Io, censurato e cancellato dal Comune. Una storia vera.

Una storia incredibile per l’epoca (2017), per il posto (un ricco Comune della Pianura Padana tra Pavia e Milano) e per la persona che guida l’Amministrazione (un giovane “democratico”).

E’ una storia che inizia dall’insediamento di un giovane Sindaco non disposto all’ascolto, allergico al confronto con i cittadini e insofferente al dissenso.
Appena eletto crea e promuove pubblici strumenti di comunicazione a spese dei cittadini.
Ahimè, subito dopo capisce che una comunicazione a “senso unico” (sulla sua debolezza per i sensi unici non ci sono dubbi) è meno faticosa e gli dà più lustro di una comunicazione a doppio senso.

Il gusto del poter parlare senza che nessuno possa fare obiezioni.
Ma ancora meglio: poter ascoltare solo chi lo osanna e zittire chi è critico.
Assaporare il potere
(ma quale? Sindaco pro tempore di un Comune di 2.000 abitanti) senza dissenso.

Il sogno di avere una Pagina Facebook con tanti “mi piace”, “nessuno meglio di te”, “che bravo”, “come sei bello”. Ed ecco che tutto questo candore viene macchiato da qualche voce fuori dal coro. Terribile, insopportabile! Specchio specchio delle mie brame …..
Che fare? Applica la censura. A suo insindacabile giudizio “nasconde” ai cittadini quello che a lui non piace.
Ecco un esempio che mi riguarda:

Una mia considerazione sulla “compostabilità ” delle Lanterne Cinesi è stata cancellata nel giro di poche ore.
Da settembre ad oggi ho fatto 4 commenti e sono stati tutti cancellati.

Ho segnalato la cosa al Sindaco e …. eccomi “bannato” (così si dice) dalla Pagina Facebook del Comune.
Il Sindaco mi impedisce “fino a quando lui impera” di lasciare commenti sulla Pagina Pubblica a disposizione di tutti i cittadini.

La finestra di sinistra è come la prima Pagina del Comune appare a tutti, con la possibilità di mettere “mi piace” e di seguirla. Ad un “CENSURATO”, come me, il Sindaco lascia solo la possibilità di “consigliare …. ad altri” (finestra a destra).

Analogamente sui post, a sinistra tutti possono aggiungere “commenti”. La finestra di destra è quella dedicata ad un censurato come me: I CENSURATI NON POSSONO METTERE COMMENTI!

Caro Sindaco, NON TI sto chiedendo di togliermi dalla censura, come leggi, ho altri mezzi per esprimermi.
Il problema vero, come ti ho già detto al telefono, è che non ti rendi conto di quanto grave sia, per una Figura Pubblica come sei tu, applicare nei fatti una CENSURA degna dei PEGGIORI REGIMI TOTALITARI.
Danneggi l’immagine di tutti i cittadini di Torre d’Isola, danneggi l’immagine del territorio, quella del nostro Comune!
Della tua sei tu il padrone, puoi farne quello che vuoi.

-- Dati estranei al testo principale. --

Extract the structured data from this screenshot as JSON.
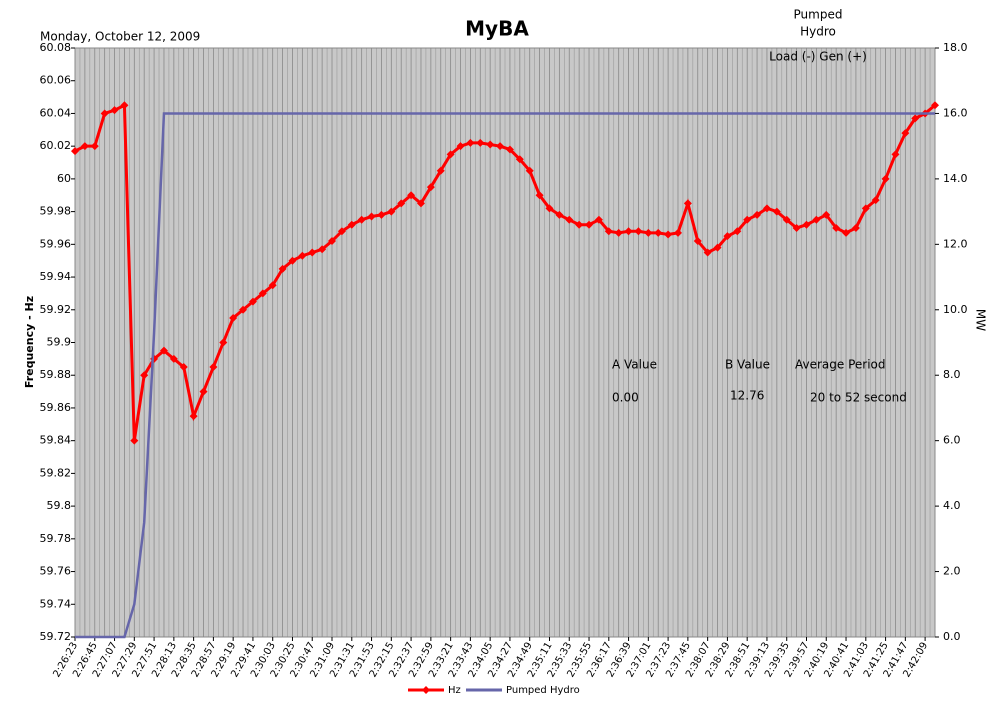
{
  "chart_data": {
    "type": "line",
    "title": "MyBA",
    "subtitle": "Monday, October 12, 2009",
    "y_label": "Frequency - Hz",
    "y2_label": "MW",
    "annotations": [
      "Pumped",
      "Hydro",
      "Load (-) Gen (+)",
      "A Value",
      "0.00",
      "B Value",
      "12.76",
      "Average Period",
      "20 to 52 second"
    ],
    "categories": [
      "2:26:23",
      null,
      "2:26:45",
      null,
      "2:27:07",
      null,
      "2:27:29",
      null,
      "2:27:51",
      null,
      "2:28:13",
      null,
      "2:28:35",
      null,
      "2:28:57",
      null,
      "2:29:19",
      null,
      "2:29:41",
      null,
      "2:30:03",
      null,
      "2:30:25",
      null,
      "2:30:47",
      null,
      "2:31:09",
      null,
      "2:31:31",
      null,
      "2:31:53",
      null,
      "2:32:15",
      null,
      "2:32:37",
      null,
      "2:32:59",
      null,
      "2:33:21",
      null,
      "2:33:43",
      null,
      "2:34:05",
      null,
      "2:34:27",
      null,
      "2:34:49",
      null,
      "2:35:11",
      null,
      "2:35:33",
      null,
      "2:35:55",
      null,
      "2:36:17",
      null,
      "2:36:39",
      null,
      "2:37:01",
      null,
      "2:37:23",
      null,
      "2:37:45",
      null,
      "2:38:07",
      null,
      "2:38:29",
      null,
      "2:38:51",
      null,
      "2:39:13",
      null,
      "2:39:35",
      null,
      "2:39:57",
      null,
      "2:40:19",
      null,
      "2:40:41",
      null,
      "2:41:03",
      null,
      "2:41:25",
      null,
      "2:41:47",
      null,
      "2:42:09",
      null
    ],
    "series": [
      {
        "name": "Hz",
        "color": "#ff0000",
        "axis": "y",
        "marker": "diamond",
        "values": [
          60.017,
          60.02,
          60.02,
          60.04,
          60.042,
          60.045,
          59.84,
          59.88,
          59.89,
          59.895,
          59.89,
          59.885,
          59.855,
          59.87,
          59.885,
          59.9,
          59.915,
          59.92,
          59.925,
          59.93,
          59.935,
          59.945,
          59.95,
          59.953,
          59.955,
          59.957,
          59.962,
          59.968,
          59.972,
          59.975,
          59.977,
          59.978,
          59.98,
          59.985,
          59.99,
          59.985,
          59.995,
          60.005,
          60.015,
          60.02,
          60.022,
          60.022,
          60.021,
          60.02,
          60.018,
          60.012,
          60.005,
          59.99,
          59.982,
          59.978,
          59.975,
          59.972,
          59.972,
          59.975,
          59.968,
          59.967,
          59.968,
          59.968,
          59.967,
          59.967,
          59.966,
          59.967,
          59.985,
          59.962,
          59.955,
          59.958,
          59.965,
          59.968,
          59.975,
          59.978,
          59.982,
          59.98,
          59.975,
          59.97,
          59.972,
          59.975,
          59.978,
          59.97,
          59.967,
          59.97,
          59.982,
          59.987,
          60.0,
          60.015,
          60.028,
          60.037,
          60.04,
          60.045
        ]
      },
      {
        "name": "Pumped Hydro",
        "color": "#6666aa",
        "axis": "y2",
        "values": [
          0,
          0,
          0,
          0,
          0,
          0,
          1.0,
          3.5,
          9.3,
          16,
          16,
          16,
          16,
          16,
          16,
          16,
          16,
          16,
          16,
          16,
          16,
          16,
          16,
          16,
          16,
          16,
          16,
          16,
          16,
          16,
          16,
          16,
          16,
          16,
          16,
          16,
          16,
          16,
          16,
          16,
          16,
          16,
          16,
          16,
          16,
          16,
          16,
          16,
          16,
          16,
          16,
          16,
          16,
          16,
          16,
          16,
          16,
          16,
          16,
          16,
          16,
          16,
          16,
          16,
          16,
          16,
          16,
          16,
          16,
          16,
          16,
          16,
          16,
          16,
          16,
          16,
          16,
          16,
          16,
          16,
          16,
          16,
          16,
          16,
          16,
          16,
          16,
          16
        ]
      }
    ],
    "ylim": [
      59.72,
      60.08
    ],
    "yticks": [
      59.72,
      59.74,
      59.76,
      59.78,
      59.8,
      59.82,
      59.84,
      59.86,
      59.88,
      59.9,
      59.92,
      59.94,
      59.96,
      59.98,
      60,
      60.02,
      60.04,
      60.06,
      60.08
    ],
    "y2lim": [
      0,
      18
    ],
    "y2ticks": [
      {
        "value": 0,
        "label": "0.0"
      },
      {
        "value": 2,
        "label": "2.0"
      },
      {
        "value": 4,
        "label": "4.0"
      },
      {
        "value": 6,
        "label": "6.0"
      },
      {
        "value": 8,
        "label": "8.0"
      },
      {
        "value": 10,
        "label": "10.0"
      },
      {
        "value": 12,
        "label": "12.0"
      },
      {
        "value": 14,
        "label": "14.0"
      },
      {
        "value": 16,
        "label": "16.0"
      },
      {
        "value": 18,
        "label": "18.0"
      }
    ],
    "grid": "x",
    "legend": "bottom"
  }
}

Roberto, hai da gestire un grave problema di Etica Professionale, di Trasparenza.
Se questa indicazione non l’hai data tu, DEVI IMPORRE LE DIMISSIONI A CHI PENSA DI POTER APPLICARE LA CENSURA NEL 2017 A TORRE D’ISOLA!
SE INVECE L’INDICAZIONE L’HAI DATA TU, DIMETTITI! NON RAPPRESENTI I CITTADINI DI TORRE D’ISOLA.